Velpatasvir is FDA-approved for pediatric patients 3 years of age and older. The safety and efficacy in children younger than 3 years have not been established. In clinical trials of children aged 3 to 17, the SVR (cure) rates were comparable to those seen in adults. Dosing must be carefully calculated based on weight, and parents must ensure strict adherence to the daily schedule to prevent treatment failure.

Clinical trials included a portion of patients over age 65. No overall differences in safety or effectiveness were observed between these subjects and younger subjects. However, elderly patients are more likely to have reduced renal or hepatic function and are often on multiple medications (polypharmacy), which increases the risk of drug-drug interactions. Special attention should be paid to the use of statins and blood pressure medications in this age group.

For patients with mild to moderate renal impairment, no dose adjustment is needed. In patients with ESRD or severe renal impairment, Velpatasvir is considered safe, but the overall regimen must be managed by a specialist, as the accumulation of metabolites from partner drugs (like sofosbuvir) requires monitoring. Dialysis does not significantly remove Velpatasvir from the blood because it is highly protein-bound.

No dose adjustment is required for patients with any degree of hepatic impairment (Child-Pugh A, B, or C). Velpatasvir has been specifically studied in patients with decompensated cirrhosis and has shown a favorable safety profile when used as directed. However, these patients are at higher risk for complications like hepatic encephalopathy and should be monitored closely by a hepatologist.

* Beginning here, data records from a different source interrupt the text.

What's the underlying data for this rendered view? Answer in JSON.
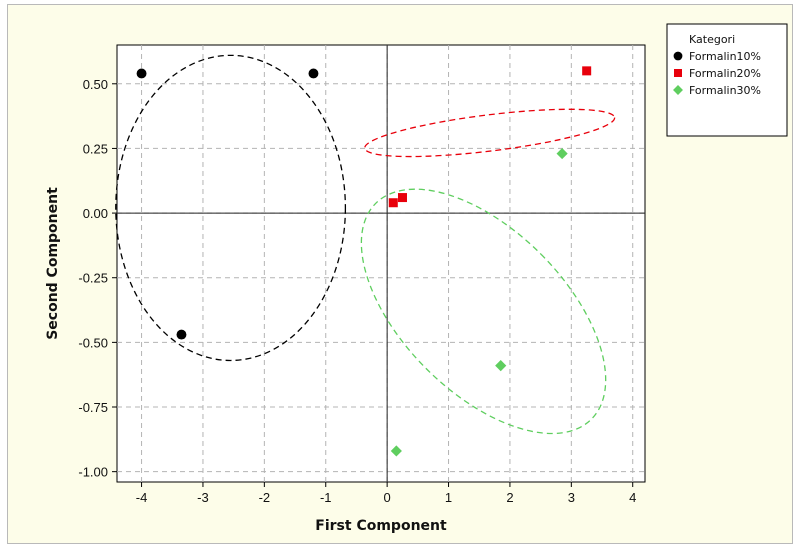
{
  "chart_data": {
    "type": "scatter",
    "xlabel": "First Component",
    "ylabel": "Second Component",
    "xlim": [
      -4.4,
      4.2
    ],
    "ylim": [
      -1.04,
      0.65
    ],
    "xticks": [
      -4,
      -3,
      -2,
      -1,
      0,
      1,
      2,
      3,
      4
    ],
    "yticks": [
      0.5,
      0.25,
      0.0,
      -0.25,
      -0.5,
      -0.75,
      -1.0
    ],
    "ytick_labels": [
      "0.50",
      "0.25",
      "0.00",
      "-0.25",
      "-0.50",
      "-0.75",
      "-1.00"
    ],
    "grid": true,
    "reference_lines": {
      "x": 0,
      "y": 0
    },
    "legend": {
      "title": "Kategori",
      "placement": "outside-right-top"
    },
    "series": [
      {
        "name": "Formalin10%",
        "marker": "circle",
        "color": "#000000",
        "points": [
          [
            -4.0,
            0.54
          ],
          [
            -1.2,
            0.54
          ],
          [
            -3.35,
            -0.47
          ]
        ],
        "ellipse": {
          "center": [
            -2.55,
            0.02
          ],
          "semi_x": 1.87,
          "semi_y": 0.59,
          "angle_deg": 0
        }
      },
      {
        "name": "Formalin20%",
        "marker": "square",
        "color": "#e8000b",
        "points": [
          [
            3.25,
            0.55
          ],
          [
            0.1,
            0.04
          ],
          [
            0.25,
            0.06
          ]
        ],
        "ellipse": {
          "center": [
            1.67,
            0.31
          ],
          "semi_x": 2.05,
          "semi_y": 0.07,
          "angle_deg": 7.0
        }
      },
      {
        "name": "Formalin30%",
        "marker": "diamond",
        "color": "#5fce5f",
        "points": [
          [
            2.85,
            0.23
          ],
          [
            1.85,
            -0.59
          ],
          [
            0.15,
            -0.92
          ]
        ],
        "ellipse": {
          "center": [
            1.57,
            -0.38
          ],
          "semi_x": 1.32,
          "semi_y": 0.59,
          "angle_deg": 45.0
        }
      }
    ]
  }
}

> Important: Special populations require individualized medical assessment. Always inform your doctor if you are pregnant, planning to become pregnant, or breastfeeding.

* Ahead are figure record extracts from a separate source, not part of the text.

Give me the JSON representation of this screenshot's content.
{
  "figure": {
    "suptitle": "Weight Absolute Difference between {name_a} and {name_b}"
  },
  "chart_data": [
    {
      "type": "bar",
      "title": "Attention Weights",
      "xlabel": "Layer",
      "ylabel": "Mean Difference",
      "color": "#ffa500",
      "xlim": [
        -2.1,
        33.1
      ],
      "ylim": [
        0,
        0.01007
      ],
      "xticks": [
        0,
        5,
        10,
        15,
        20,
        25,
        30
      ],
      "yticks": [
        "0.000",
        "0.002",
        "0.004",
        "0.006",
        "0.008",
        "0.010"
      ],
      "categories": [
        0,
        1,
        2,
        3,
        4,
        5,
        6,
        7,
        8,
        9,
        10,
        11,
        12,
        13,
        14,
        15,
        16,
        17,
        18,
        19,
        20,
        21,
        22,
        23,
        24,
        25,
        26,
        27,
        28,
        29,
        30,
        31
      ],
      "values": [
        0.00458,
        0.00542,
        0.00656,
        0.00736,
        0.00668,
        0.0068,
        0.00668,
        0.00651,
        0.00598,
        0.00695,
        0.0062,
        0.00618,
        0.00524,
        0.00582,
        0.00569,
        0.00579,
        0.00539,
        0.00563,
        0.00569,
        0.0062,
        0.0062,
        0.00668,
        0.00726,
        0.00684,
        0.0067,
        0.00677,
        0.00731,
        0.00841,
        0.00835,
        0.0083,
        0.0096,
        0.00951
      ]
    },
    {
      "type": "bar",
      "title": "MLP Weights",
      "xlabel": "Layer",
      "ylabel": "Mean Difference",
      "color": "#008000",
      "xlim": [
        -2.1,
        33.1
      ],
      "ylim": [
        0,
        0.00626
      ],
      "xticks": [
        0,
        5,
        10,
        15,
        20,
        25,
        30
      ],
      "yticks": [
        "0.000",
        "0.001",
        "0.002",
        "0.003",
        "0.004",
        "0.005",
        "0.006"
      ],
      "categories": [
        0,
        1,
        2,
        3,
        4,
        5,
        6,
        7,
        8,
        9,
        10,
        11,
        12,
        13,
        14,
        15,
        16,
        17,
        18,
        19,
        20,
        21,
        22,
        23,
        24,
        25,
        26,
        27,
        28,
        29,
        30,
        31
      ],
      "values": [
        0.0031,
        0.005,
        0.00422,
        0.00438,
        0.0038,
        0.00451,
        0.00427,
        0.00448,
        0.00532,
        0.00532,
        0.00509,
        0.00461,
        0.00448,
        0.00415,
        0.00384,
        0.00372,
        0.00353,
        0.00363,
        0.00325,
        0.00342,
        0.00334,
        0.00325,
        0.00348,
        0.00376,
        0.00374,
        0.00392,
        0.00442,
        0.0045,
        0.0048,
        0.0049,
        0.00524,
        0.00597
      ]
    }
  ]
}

Velpatasvir is a direct-acting antiviral agent (DAA) that targets the Hepatitis C Virus (HCV) NS5A protein. NS5A is a non-structural 5A phosphoprotein that is essential for both the replication of the HCV RNA genome and the assembly of viral particles. Velpatasvir binds to the N-terminus within Domain I of the NS5A protein, which is thought to block the protein's function by inducing a conformational change or preventing its dimerization. This disruption prevents the formation of the replication complex and the membranous web, effectively halting the viral lifecycle. Its pangenotypic activity is due to its ability to bind to the conserved regions of NS5A across all six major HCV genotypes.

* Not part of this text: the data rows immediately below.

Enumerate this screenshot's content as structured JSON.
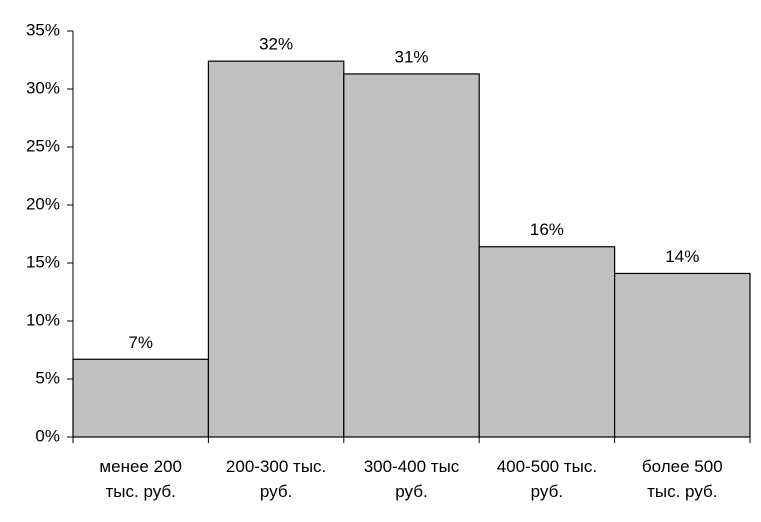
{
  "chart_data": {
    "type": "bar",
    "categories": [
      "менее 200\nтыс. руб.",
      "200-300 тыс.\nруб.",
      "300-400 тыс\nруб.",
      "400-500 тыс.\nруб.",
      "более 500\nтыс. руб."
    ],
    "values": [
      6.7,
      32.4,
      31.3,
      16.4,
      14.1
    ],
    "value_labels": [
      "7%",
      "32%",
      "31%",
      "16%",
      "14%"
    ],
    "color": "#c0c0c0",
    "ylim": [
      0,
      35
    ],
    "yticks": [
      {
        "value": 0,
        "label": "0%"
      },
      {
        "value": 5,
        "label": "5%"
      },
      {
        "value": 10,
        "label": "10%"
      },
      {
        "value": 15,
        "label": "15%"
      },
      {
        "value": 20,
        "label": "20%"
      },
      {
        "value": 25,
        "label": "25%"
      },
      {
        "value": 30,
        "label": "30%"
      },
      {
        "value": 35,
        "label": "35%"
      }
    ],
    "grid": false
  }
}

Velpatasvir shows high potency in cell culture assays against various HCV genotypes, with EC50 values (the concentration required to inhibit 50% of viral replication) in the low picomolar range. There is no evidence of a significant QT prolongation effect at doses up to 5 times the therapeutic dose. The dose-response relationship is well-characterized, with 100 mg providing maximal viral suppression in most patients. Tolerance to the antiviral effect does not develop during the standard 12-week treatment course, provided adherence is maintained.

| Parameter | Value |

|---|---|

| Bioavailability | 25-30% (estimated) |

| Protein Binding | >99.5% (primarily to albumin) |

| Half-life | ~15 hours |

| Tmax | 3 hours |

| Metabolism | CYP2B6, CYP2C8, CYP3A4 (minor) |

| Excretion | Fecal 94%, Renal 0.4% |

• Molecular Formula: C38H40N4O8
• Molecular Weight: 680.76 g/mol
• Solubility: Practically insoluble (<0.1 mg/mL) across the pH range of 3.0 to 7.5, but solubility increases significantly at pH below 2.0.
• Structure: Velpatasvir is a complex tetracyclic molecule featuring a carbamate moiety and multiple chiral centers. Its structure allows for multiple hydrogen-bonding interactions with the NS5A protein.

Velpatasvir is classified as a Hepatitis C Virus NS5A Inhibitor. It is often grouped with other DAAs like Ledipasvir, Elbasvir, and Pibrentasvir. Within the therapeutic area of hepatology, it is considered a cornerstone of pangenotypic therapy, often used in fixed-dose combinations to provide a complete treatment regimen in a single pill.